Avrupa'nın ve dünyanın en önemli ülkelerinden birisinin Başbakanlığı'nı 11 senedir sürdüren Merkel, İtalya, İngiltere, Fransa'nın liderleri birer birer devrilirken yerini korumaya yakın bir lider. Ülkesinde milyonlarca Müslüman yaşayan bu güçlü bir liderin, din ve vicdan özgürlüğünden bahsettiği konuşmasında, böyle bir açıklama yapması üzüntüyle karşılandı.

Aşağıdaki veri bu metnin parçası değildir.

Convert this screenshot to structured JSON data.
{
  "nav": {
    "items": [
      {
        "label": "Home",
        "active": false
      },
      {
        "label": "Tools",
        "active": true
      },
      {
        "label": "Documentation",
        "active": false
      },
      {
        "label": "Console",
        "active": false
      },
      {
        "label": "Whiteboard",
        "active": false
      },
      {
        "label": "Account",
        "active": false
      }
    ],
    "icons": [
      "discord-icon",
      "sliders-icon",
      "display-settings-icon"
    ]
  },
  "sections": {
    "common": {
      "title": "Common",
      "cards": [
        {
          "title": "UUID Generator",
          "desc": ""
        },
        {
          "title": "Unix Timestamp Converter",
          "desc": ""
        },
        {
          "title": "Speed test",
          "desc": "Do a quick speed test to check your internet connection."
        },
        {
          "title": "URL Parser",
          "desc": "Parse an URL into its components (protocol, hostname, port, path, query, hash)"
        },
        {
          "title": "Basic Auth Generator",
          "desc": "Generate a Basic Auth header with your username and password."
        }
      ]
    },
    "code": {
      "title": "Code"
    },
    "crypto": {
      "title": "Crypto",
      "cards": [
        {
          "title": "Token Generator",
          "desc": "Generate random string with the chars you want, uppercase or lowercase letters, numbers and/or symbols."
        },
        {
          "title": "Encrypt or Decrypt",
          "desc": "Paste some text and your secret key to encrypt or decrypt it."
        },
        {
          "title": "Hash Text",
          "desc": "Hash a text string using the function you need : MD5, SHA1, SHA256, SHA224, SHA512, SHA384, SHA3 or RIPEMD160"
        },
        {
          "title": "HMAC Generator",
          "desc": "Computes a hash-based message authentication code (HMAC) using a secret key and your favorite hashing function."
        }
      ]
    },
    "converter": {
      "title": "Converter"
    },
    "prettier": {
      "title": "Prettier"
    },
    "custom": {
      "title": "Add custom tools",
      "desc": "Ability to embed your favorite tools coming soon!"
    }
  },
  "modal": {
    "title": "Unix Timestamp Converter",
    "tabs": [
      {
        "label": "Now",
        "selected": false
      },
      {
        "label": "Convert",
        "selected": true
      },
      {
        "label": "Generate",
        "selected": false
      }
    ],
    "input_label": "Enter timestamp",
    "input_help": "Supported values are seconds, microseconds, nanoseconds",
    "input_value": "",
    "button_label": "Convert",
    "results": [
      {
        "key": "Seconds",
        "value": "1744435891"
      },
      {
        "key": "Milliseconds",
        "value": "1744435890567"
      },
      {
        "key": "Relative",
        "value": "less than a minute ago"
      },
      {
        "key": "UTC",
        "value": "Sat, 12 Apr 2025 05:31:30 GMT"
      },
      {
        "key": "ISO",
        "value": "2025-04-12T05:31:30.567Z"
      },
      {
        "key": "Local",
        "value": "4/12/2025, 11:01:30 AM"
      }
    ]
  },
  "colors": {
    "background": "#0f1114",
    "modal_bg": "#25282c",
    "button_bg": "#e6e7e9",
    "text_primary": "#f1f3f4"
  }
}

Dünya genelinde yükselen aşırı sağ hareket, Müslümanlara ağır hakaretler eden Donald Trump'ın Amerikan Başkanı seçilmesiyle daha da belirginleşmişti. Bu yükselişin, eşitlik, demokrasi, inanç özgürlüğünden en çok bahseden ülkelerde gerçekleşmesi de çok çarpıcı bir tezat olarak dikkat çekiyor.